Catherine Bruhier for [EDIT] Magazine, Volume 14

Catherine Bruhier for [EDIT] Magazine, Volume 14

Belize, Saint John, Hollywood

by Jennifer Wood

Catherine Bruhier On Turning Her Passion Into A Career

Photograph: Steven Pacini 

Actor, director, producer, writer and filmmaker Catherine Bruhier has crafted a diverse and incredibly successful stage, film and television career in Canada and the United States, where she has acted alongside some of the industry’s most celebrated, including Eric McCormack and Viola Davis. She served as co-host for the globally televised children’s program Polka Dot Door and played an integral role in Due South.

Bruhier was born in Belize and moved with her family to Saint John, New Brunswick, when she was an infant. As a child, she demonstrated signs of artistic flair, often reenacting soap operas or producing makeshift plays with her cousins. While on a family vacation on Prince Edward Island, her parents took her to Anne of Green Gables The Musical, and she fell deeper in love with the idea of performing.

“I attended the talkback session following the performance, and I couldn’t believe the actors got paid for what they were doing!” recalls Bruhier from her home in Los Angeles. “I was acting for fun so the thought of making a living out of it was a massive realization for me.” She later attended Saint John High School, where she decided to switch her focus from basketball to theatre. The change of course proved to be a win — she was often cast as the star or co-star of the school’s productions until she graduated. She then earned a scholarship to study at Toronto’s York University and eventually transferred to prestigious George Brown College to further focus on theatre.

It didn’t take long for the gifted actor to land roles. She started her stage career with Theatre New Brunswick’s Young Company where she was cast in Dennis Foon’s Skin. When celebrated playwright (and then artistic director) Sharon Pollock saw her performance, she asked her to play opposite Eric McCormack in David French’s Salt-Water Moon. This two-person play, which Pollock was set to direct, had been traditionally cast with Caucasian actors. Based on this experience Catherine penned the article entitled “Darkness Visible: A Multiracial Salt-Water Moon,” which was published in Theatrum magazine. Bruhier has performed leading roles in theatres across Canada, including the Shaw Festival, Grand Theatre London, Factory Theatre, Theatre Aquarius, Theatre New Brunswick Mainstage and Young Company and Theatre Plus Toronto.

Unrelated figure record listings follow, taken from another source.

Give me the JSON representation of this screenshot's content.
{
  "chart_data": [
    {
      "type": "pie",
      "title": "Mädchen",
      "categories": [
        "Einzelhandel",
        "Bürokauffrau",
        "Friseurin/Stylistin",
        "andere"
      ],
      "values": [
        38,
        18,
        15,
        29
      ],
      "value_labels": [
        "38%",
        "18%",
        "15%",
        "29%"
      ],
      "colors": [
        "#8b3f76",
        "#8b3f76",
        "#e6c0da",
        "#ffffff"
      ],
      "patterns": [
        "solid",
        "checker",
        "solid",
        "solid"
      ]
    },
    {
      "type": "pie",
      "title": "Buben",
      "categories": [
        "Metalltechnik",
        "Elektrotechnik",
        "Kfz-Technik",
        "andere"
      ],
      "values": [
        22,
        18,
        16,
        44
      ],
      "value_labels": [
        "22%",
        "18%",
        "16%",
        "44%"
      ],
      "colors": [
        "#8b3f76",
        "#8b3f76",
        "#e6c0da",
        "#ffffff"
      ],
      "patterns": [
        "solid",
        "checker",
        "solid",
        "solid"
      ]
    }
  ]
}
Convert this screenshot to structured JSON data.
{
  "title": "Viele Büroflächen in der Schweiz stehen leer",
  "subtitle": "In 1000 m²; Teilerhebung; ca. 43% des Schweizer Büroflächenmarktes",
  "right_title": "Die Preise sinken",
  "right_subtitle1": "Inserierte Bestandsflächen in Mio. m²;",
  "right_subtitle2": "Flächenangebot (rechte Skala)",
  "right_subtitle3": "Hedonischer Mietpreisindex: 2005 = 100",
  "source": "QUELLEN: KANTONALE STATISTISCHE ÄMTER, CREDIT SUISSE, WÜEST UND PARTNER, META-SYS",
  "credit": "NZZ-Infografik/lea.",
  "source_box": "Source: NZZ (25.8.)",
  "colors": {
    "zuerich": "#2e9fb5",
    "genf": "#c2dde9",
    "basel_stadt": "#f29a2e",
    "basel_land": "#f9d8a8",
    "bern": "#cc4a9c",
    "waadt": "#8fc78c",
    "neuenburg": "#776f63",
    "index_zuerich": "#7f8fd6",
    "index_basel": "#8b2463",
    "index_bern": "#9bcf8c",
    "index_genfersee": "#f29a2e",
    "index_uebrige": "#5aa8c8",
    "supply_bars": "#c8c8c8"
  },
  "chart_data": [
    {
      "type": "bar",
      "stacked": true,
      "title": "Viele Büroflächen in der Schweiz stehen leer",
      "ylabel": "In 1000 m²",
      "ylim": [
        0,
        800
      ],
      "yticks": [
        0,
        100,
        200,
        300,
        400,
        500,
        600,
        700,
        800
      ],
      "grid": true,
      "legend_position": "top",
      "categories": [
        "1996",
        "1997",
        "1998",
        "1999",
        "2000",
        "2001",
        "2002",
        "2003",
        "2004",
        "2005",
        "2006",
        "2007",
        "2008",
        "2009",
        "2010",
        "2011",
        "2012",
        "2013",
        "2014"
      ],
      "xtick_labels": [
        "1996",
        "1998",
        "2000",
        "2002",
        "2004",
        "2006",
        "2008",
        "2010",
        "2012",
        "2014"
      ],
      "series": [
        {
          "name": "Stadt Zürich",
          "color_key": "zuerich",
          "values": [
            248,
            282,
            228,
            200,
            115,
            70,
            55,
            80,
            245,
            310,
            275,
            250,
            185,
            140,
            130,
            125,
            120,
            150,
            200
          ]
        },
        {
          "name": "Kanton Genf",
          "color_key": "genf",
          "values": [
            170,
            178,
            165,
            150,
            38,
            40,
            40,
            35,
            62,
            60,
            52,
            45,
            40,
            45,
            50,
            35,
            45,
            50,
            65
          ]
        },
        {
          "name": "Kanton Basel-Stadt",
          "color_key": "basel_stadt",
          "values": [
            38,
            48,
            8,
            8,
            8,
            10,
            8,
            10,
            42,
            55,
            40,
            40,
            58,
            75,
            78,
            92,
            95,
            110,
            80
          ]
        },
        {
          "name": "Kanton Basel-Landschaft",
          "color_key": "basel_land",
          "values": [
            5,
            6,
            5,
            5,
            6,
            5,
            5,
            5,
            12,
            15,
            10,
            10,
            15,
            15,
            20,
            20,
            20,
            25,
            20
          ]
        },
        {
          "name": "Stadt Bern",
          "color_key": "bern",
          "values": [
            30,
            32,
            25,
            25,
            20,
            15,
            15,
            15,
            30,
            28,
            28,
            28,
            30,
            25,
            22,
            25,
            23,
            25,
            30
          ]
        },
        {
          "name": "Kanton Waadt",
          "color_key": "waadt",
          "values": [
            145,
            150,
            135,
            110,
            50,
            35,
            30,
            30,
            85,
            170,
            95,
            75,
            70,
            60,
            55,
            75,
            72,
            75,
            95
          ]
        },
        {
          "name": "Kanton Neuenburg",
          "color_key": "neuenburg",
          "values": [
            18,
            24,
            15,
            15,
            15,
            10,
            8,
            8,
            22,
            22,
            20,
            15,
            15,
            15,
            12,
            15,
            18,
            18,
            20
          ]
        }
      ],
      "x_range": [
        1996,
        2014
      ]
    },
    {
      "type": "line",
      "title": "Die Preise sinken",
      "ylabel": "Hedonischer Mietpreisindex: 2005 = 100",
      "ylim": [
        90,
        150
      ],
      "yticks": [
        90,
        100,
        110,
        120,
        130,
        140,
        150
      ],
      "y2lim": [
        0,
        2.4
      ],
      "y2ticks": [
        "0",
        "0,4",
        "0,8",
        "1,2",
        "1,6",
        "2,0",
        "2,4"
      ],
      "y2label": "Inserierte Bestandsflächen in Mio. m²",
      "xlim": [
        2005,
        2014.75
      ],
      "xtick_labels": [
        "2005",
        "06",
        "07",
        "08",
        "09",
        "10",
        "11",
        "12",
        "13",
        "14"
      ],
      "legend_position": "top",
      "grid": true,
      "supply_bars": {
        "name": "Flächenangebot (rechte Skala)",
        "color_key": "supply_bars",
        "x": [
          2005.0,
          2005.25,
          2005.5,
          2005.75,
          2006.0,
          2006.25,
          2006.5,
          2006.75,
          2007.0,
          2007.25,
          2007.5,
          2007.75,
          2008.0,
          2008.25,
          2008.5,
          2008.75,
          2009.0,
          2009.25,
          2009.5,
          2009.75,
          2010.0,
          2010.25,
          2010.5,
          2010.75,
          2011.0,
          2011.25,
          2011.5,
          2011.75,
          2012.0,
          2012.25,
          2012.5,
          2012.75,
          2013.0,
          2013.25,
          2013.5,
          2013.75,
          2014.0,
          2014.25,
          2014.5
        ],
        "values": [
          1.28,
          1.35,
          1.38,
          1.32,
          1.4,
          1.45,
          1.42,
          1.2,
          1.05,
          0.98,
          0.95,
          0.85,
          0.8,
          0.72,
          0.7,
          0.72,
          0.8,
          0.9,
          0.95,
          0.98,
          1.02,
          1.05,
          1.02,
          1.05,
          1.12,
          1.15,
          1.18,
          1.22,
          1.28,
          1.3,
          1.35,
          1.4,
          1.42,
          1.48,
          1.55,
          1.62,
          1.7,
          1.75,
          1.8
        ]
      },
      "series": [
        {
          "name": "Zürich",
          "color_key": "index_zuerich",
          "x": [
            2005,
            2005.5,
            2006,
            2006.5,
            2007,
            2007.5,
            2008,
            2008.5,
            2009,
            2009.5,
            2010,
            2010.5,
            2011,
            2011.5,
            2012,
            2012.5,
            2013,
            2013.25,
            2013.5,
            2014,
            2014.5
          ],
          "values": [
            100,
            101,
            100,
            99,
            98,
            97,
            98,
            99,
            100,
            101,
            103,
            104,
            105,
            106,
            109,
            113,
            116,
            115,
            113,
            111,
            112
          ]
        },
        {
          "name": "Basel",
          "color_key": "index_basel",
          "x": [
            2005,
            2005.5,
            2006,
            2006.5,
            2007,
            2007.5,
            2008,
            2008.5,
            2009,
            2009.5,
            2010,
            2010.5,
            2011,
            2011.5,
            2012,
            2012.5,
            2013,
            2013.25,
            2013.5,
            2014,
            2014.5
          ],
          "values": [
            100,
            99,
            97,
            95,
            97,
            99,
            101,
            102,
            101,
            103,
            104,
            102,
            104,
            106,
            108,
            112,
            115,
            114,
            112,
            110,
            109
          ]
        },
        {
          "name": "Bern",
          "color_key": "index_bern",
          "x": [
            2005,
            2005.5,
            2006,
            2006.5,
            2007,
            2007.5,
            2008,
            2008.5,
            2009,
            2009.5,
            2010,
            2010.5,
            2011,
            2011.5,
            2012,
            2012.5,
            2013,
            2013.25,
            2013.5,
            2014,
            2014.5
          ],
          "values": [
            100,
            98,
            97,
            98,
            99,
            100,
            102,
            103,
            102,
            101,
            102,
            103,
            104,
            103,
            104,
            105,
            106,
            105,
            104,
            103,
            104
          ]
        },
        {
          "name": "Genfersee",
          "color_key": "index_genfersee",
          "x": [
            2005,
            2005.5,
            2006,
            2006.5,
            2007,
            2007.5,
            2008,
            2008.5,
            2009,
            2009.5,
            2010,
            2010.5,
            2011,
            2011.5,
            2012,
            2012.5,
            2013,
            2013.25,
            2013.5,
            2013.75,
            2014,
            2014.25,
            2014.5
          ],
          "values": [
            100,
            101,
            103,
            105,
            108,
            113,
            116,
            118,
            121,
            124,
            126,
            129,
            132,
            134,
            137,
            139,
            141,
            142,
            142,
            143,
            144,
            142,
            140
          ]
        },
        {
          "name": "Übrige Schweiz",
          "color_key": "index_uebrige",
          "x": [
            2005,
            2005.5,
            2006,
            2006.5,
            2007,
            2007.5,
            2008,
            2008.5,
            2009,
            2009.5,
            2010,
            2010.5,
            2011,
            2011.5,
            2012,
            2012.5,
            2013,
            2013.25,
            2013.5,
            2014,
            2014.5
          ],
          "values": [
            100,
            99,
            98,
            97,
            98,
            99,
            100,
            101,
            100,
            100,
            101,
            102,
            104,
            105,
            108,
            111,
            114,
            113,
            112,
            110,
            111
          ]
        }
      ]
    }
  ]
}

Her screen career has been equally impressive. Perhaps most notably, her time on Due South intensified her popularity. The show was created by Paul Haggis, later screenwriter and producer of Million Dollar Baby and Crash, winners of back-to-back Oscars for best picture (he also directed Crash). Due South aired in as many as 60 countries around the globe. It wrapped in 1999 but continues to air in syndication. Two decades later, the cast and creators still participate in fan conventions where they meet the show’s original devotees and often their children, who were introduced to Due South via their parents. According to Bruhier, the ongoing fascination with the show has sparked talks of a reboot.

“It took me a while to realize just how popular the show was,” admits Bruhier. “Because it was a Paul Haggis production, I knew it would likely be successful. My fellow cast member, David Marciano (Detective Raymond Vecchio) once reminded me, ‘Do you realize how big a deal this is?’ he would say. ‘We’re airing in prime time! On a U.S. network!’ I was once on a vacation in Dominican Republic when I saw the show (and myself) dubbed in Spanish,” recalls Bruhier. “It was incredibly bizarre — I think it was then that the show’s reach and popularity finally resonated with me.”

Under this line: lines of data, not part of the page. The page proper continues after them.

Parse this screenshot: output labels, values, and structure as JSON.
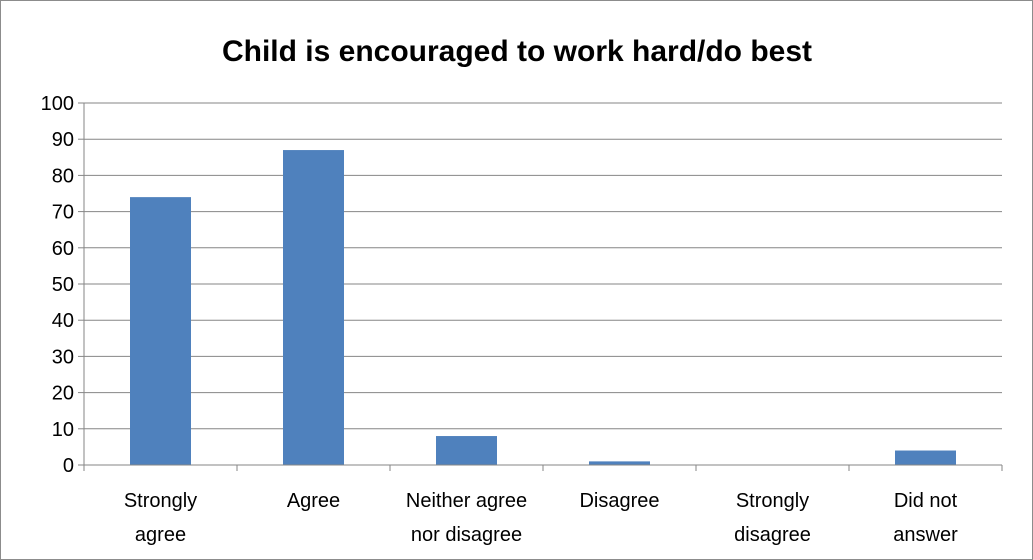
{
  "chart_data": {
    "type": "bar",
    "title": "Child is encouraged to work hard/do best",
    "xlabel": "",
    "ylabel": "",
    "categories": [
      [
        "Strongly",
        "agree"
      ],
      [
        "Agree"
      ],
      [
        "Neither agree",
        "nor disagree"
      ],
      [
        "Disagree"
      ],
      [
        "Strongly",
        "disagree"
      ],
      [
        "Did not",
        "answer"
      ]
    ],
    "values": [
      74,
      87,
      8,
      1,
      0,
      4
    ],
    "ylim": [
      0,
      100
    ],
    "yticks": [
      "0",
      "10",
      "20",
      "30",
      "40",
      "50",
      "60",
      "70",
      "80",
      "90",
      "100"
    ],
    "grid": true,
    "legend": "none",
    "bar_color": "#4f81bd",
    "gridline_color": "#868686"
  }
}
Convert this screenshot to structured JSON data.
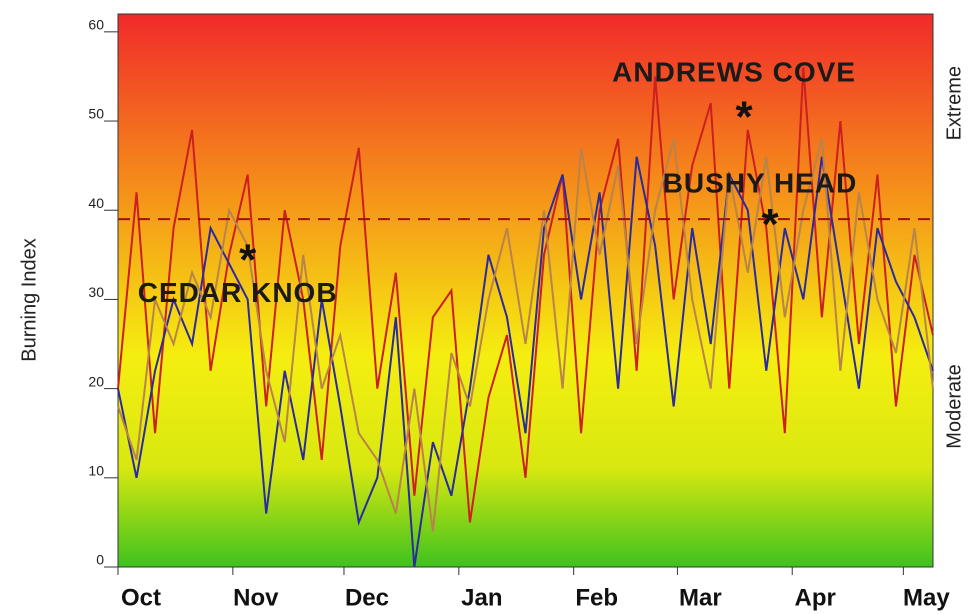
{
  "chart_data": {
    "type": "line",
    "y_label": "Burning Index",
    "right_labels": [
      {
        "text": "Extreme",
        "value": 52
      },
      {
        "text": "Moderate",
        "value": 18
      }
    ],
    "xlim": [
      0,
      220
    ],
    "xticks": [
      {
        "value": 0,
        "label": "Oct"
      },
      {
        "value": 31,
        "label": "Nov"
      },
      {
        "value": 61,
        "label": "Dec"
      },
      {
        "value": 92,
        "label": "Jan"
      },
      {
        "value": 123,
        "label": "Feb"
      },
      {
        "value": 151,
        "label": "Mar"
      },
      {
        "value": 182,
        "label": "Apr"
      },
      {
        "value": 212,
        "label": "May"
      }
    ],
    "ylim": [
      0,
      62
    ],
    "yticks": [
      0,
      10,
      20,
      30,
      40,
      50,
      60
    ],
    "reference_line": 39,
    "x": [
      0,
      5,
      10,
      15,
      20,
      25,
      30,
      35,
      40,
      45,
      50,
      55,
      60,
      65,
      70,
      75,
      80,
      85,
      90,
      95,
      100,
      105,
      110,
      115,
      120,
      125,
      130,
      135,
      140,
      145,
      150,
      155,
      160,
      165,
      170,
      175,
      180,
      185,
      190,
      195,
      200,
      205,
      210,
      215,
      220
    ],
    "series": [
      {
        "color": "#cc1f1f",
        "values": [
          20,
          42,
          15,
          38,
          49,
          22,
          35,
          44,
          18,
          40,
          30,
          12,
          36,
          47,
          20,
          33,
          8,
          28,
          31,
          5,
          19,
          26,
          10,
          35,
          44,
          15,
          40,
          48,
          22,
          55,
          30,
          45,
          52,
          20,
          49,
          38,
          15,
          56,
          28,
          50,
          25,
          44,
          18,
          35,
          26
        ]
      },
      {
        "color": "#2b2b9e",
        "values": [
          20,
          10,
          22,
          30,
          25,
          38,
          34,
          30,
          6,
          22,
          12,
          30,
          18,
          5,
          10,
          28,
          0,
          14,
          8,
          20,
          35,
          28,
          15,
          38,
          44,
          30,
          42,
          20,
          46,
          36,
          18,
          38,
          25,
          44,
          40,
          22,
          38,
          30,
          46,
          33,
          20,
          38,
          32,
          28,
          22
        ]
      },
      {
        "color": "#b8844a",
        "values": [
          18,
          12,
          30,
          25,
          33,
          28,
          40,
          36,
          22,
          14,
          35,
          20,
          26,
          15,
          12,
          6,
          20,
          4,
          24,
          18,
          30,
          38,
          25,
          40,
          20,
          47,
          35,
          45,
          25,
          40,
          48,
          30,
          20,
          44,
          33,
          46,
          28,
          40,
          48,
          22,
          42,
          30,
          24,
          38,
          20
        ]
      }
    ],
    "annotations": [
      {
        "text": "CEDAR KNOB",
        "x": 35,
        "y": 35
      },
      {
        "text": "ANDREWS COVE",
        "x": 169,
        "y": 51
      },
      {
        "text": "BUSHY HEAD",
        "x": 176,
        "y": 39
      }
    ]
  }
}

Other screen credits for Bruhier include: Rookie Blue, Flashpoint, Soul Food, Yes, Dear, Frasier and Kim’s Convenience, to name a few. In 2016 she was cast alongside Viola Davis in an episode of How to Get Away with Murder and just before the pandemic hit, she played a character called Dr. Bhatti in All Rise on CBS.

“My husband (actor and filmmaker Steve Pacini) and I were binge watching How to Get Away with Murder when I got the part. The whole experience was surreal, and Viola was amazing; our daughters were around the same age and we shared (and laughed) about our experiences as (relatively) new mothers.”

Bruhier’s award-winning short film The Sacrifice marked her directorial debut and first project from her co-founded production company, Breaking Ground Productions, which aims to increase diversity in filmmaking. She was a recipient of the Ontario Arts Council’s Emerging Artist grant to direct her second short film, Clean Teeth Wednesdays, which she adapted from a short story written by her sister, Emily Bruhier.

Whether on stage, on the big screen or on television or wearing the hat of producer, screenwriter or director, Bruhier’s star and influence in the entertainment industry continues to rise. Chances are you have enjoyed one, if not many, of her stellar performances or productions, and you will see her again.